In our various expressions of faith, most of us want to feel that we belong and that we are part of a healthy community. Quaker pastor, and author, Doug Gwyn notes that “equality and community were the warp and weft of a spirit led grassroots movement.”  Our Quaker message to the world about belonging makes it clear that we offer spiritual kinship. We are kin; we belong to one another in ways that go deeper than skin and bone.

Connection is a deep human need that is filled and satisfied through relationships, both with the Holy and within community. Most times we come at these relationships as if we are singular beings, yet we are one in Spirit. Paul wrote to a quarrelsome, if prosperous community, in Corinth. Teaching the fundamentals of being in community-union (communion), he was asking people to look more deeply, to understand that different parts of the body serve the whole being, we rely on the very differences to be serving the whole body.

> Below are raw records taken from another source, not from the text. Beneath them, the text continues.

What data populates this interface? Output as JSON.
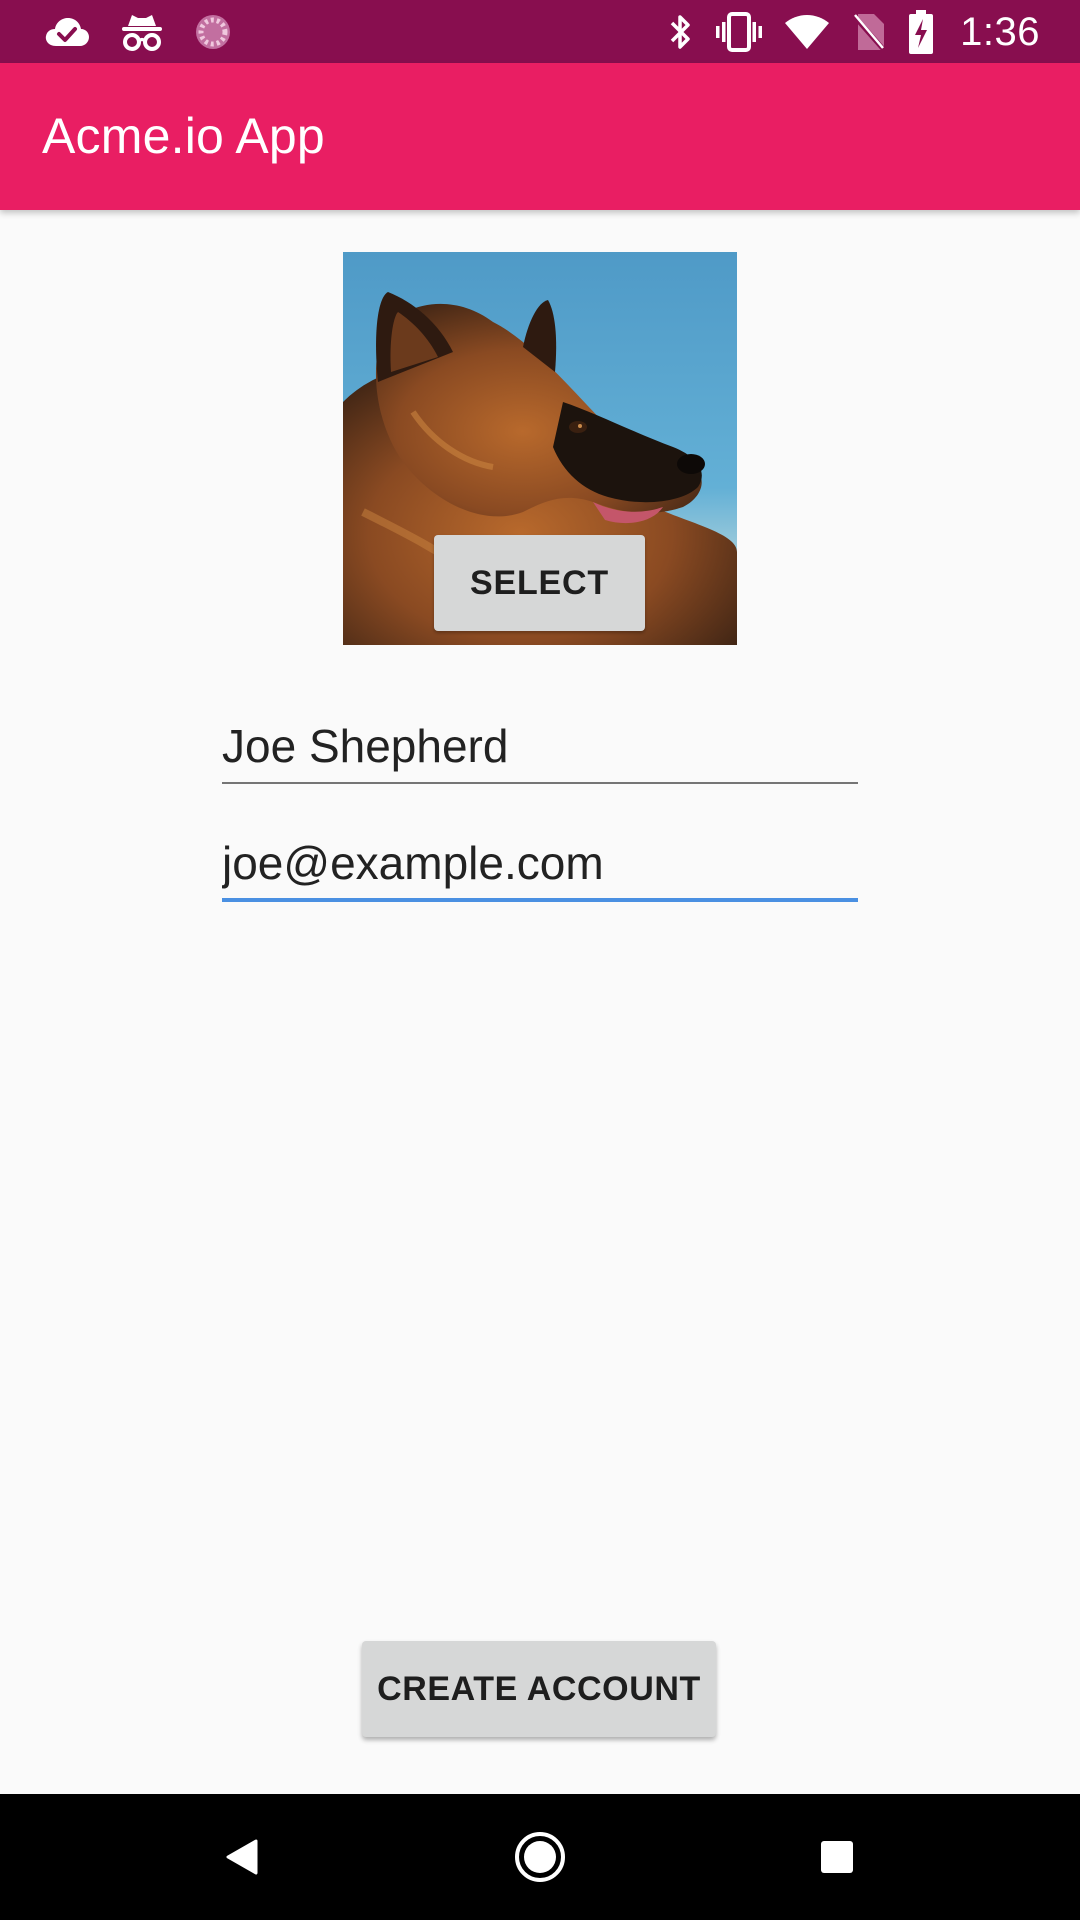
{
  "status_bar": {
    "time": "1:36",
    "left_icons": [
      "cloud-check-icon",
      "incognito-icon",
      "loading-spinner-icon"
    ],
    "right_icons": [
      "bluetooth-icon",
      "vibrate-icon",
      "wifi-icon",
      "no-sim-icon",
      "battery-charging-icon"
    ],
    "background_color": "#880E4F"
  },
  "app_bar": {
    "title": "Acme.io App",
    "background_color": "#E91E63"
  },
  "profile": {
    "photo_icon": "dog-photo",
    "select_label": "SELECT"
  },
  "form": {
    "name_value": "Joe Shepherd",
    "email_value": "joe@example.com",
    "focused_field_color": "#4A90E2"
  },
  "actions": {
    "create_account_label": "CREATE ACCOUNT"
  },
  "nav_bar": {
    "icons": [
      "back-icon",
      "home-icon",
      "recents-icon"
    ]
  }
}
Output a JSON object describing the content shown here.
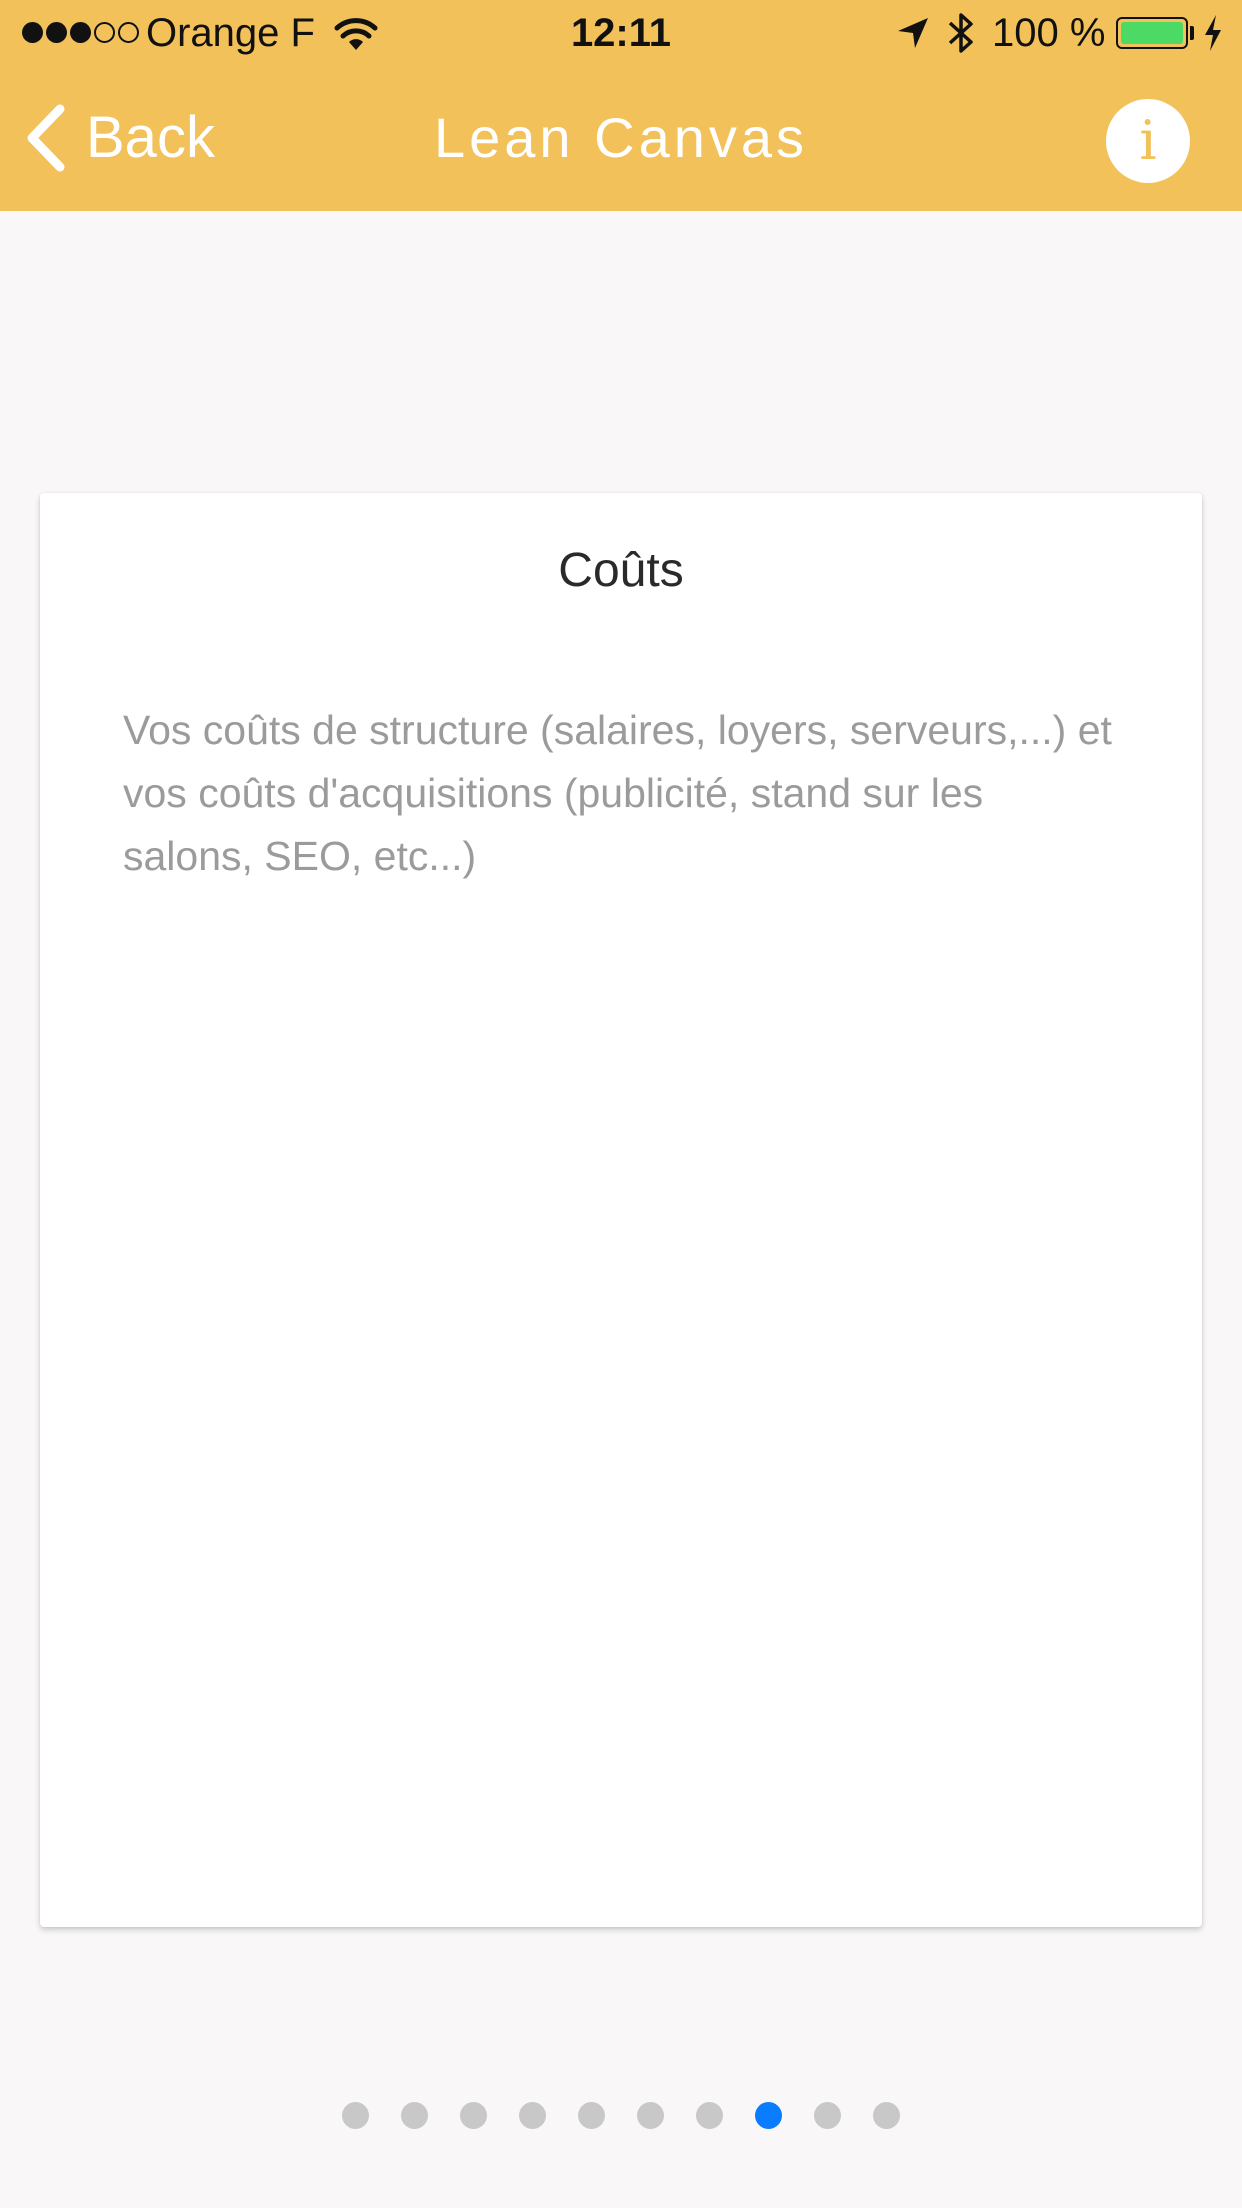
{
  "status_bar": {
    "signal_bars_filled": 3,
    "signal_bars_total": 5,
    "carrier": "Orange F",
    "time": "12:11",
    "battery_percent": "100 %",
    "battery_level": 1.0,
    "icons": [
      "wifi-icon",
      "location-arrow-icon",
      "bluetooth-icon",
      "battery-icon",
      "charging-bolt-icon"
    ]
  },
  "nav_bar": {
    "back_label": "Back",
    "title": "Lean Canvas",
    "info_glyph": "i"
  },
  "card": {
    "title": "Coûts",
    "description": "Vos coûts de structure (salaires, loyers, serveurs,...) et vos coûts d'acquisitions (publicité, stand sur les salons, SEO, etc...)"
  },
  "pager": {
    "total_pages": 10,
    "current_page": 8
  },
  "colors": {
    "header_background": "#f3c15a",
    "page_background": "#f9f7f8",
    "active_page_dot": "#0a7cff",
    "inactive_page_dot": "#c8c8c8",
    "battery_fill": "#4cd964",
    "card_description_text": "#9b9b9b"
  }
}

To do this, we are asked to understand that the immediate, the essence of who we are both transcends the basic mechanics of physical bodies and, paradoxically, is expressed through the body

Job Scott, a Quaker from the 18th century, a respected and well-beloved minister among Quakers in North America, was known for his total dependence upon the immediate moving and empowering of the Holy Spirit, and his unwillingness to minister without a clear sense of the Lord’s will. He said “The I that came, the me the body was prepared for, is he who says, ‘Before Abraham was, I am.’” “This simile allows us to do deep dive, so that “God Becomes all in all.”

Paul is teaching about people who surrender to the I AM, to God. Through this surrender people see their sisters and brothers, all people with appreciation. The Christian is called into a community whose boundaries include all of earth and heaven.

We are gathered as one community, into the one Body, and in this everyone plays their own role in enacting their God given gifts and purpose. This vision of individuated unity reflects the core Quaker theological tenet, which states that there is “that of God within everyone.” God is within everyone, with everyone within God,

I can’t ignore that the Divine speaks through the others, including others whose roots and “belongings” speak to visions of the Divine which may challenge my understanding of God.  The Light searches the hearts of all and speaks through many people and in many ways. The question for us is, do we have ears to hear and eyes to see? Will we live in such a way that we acknowledge and embrace the body that we are, all one within God?

I offer you some questions for reflection:

What might our community we live within be like if we lift our eyes beyond our own close circles and realize that we ourselves as one in the Spirit?

How might we extend this to our witness for human dignity during this US crisis at the border?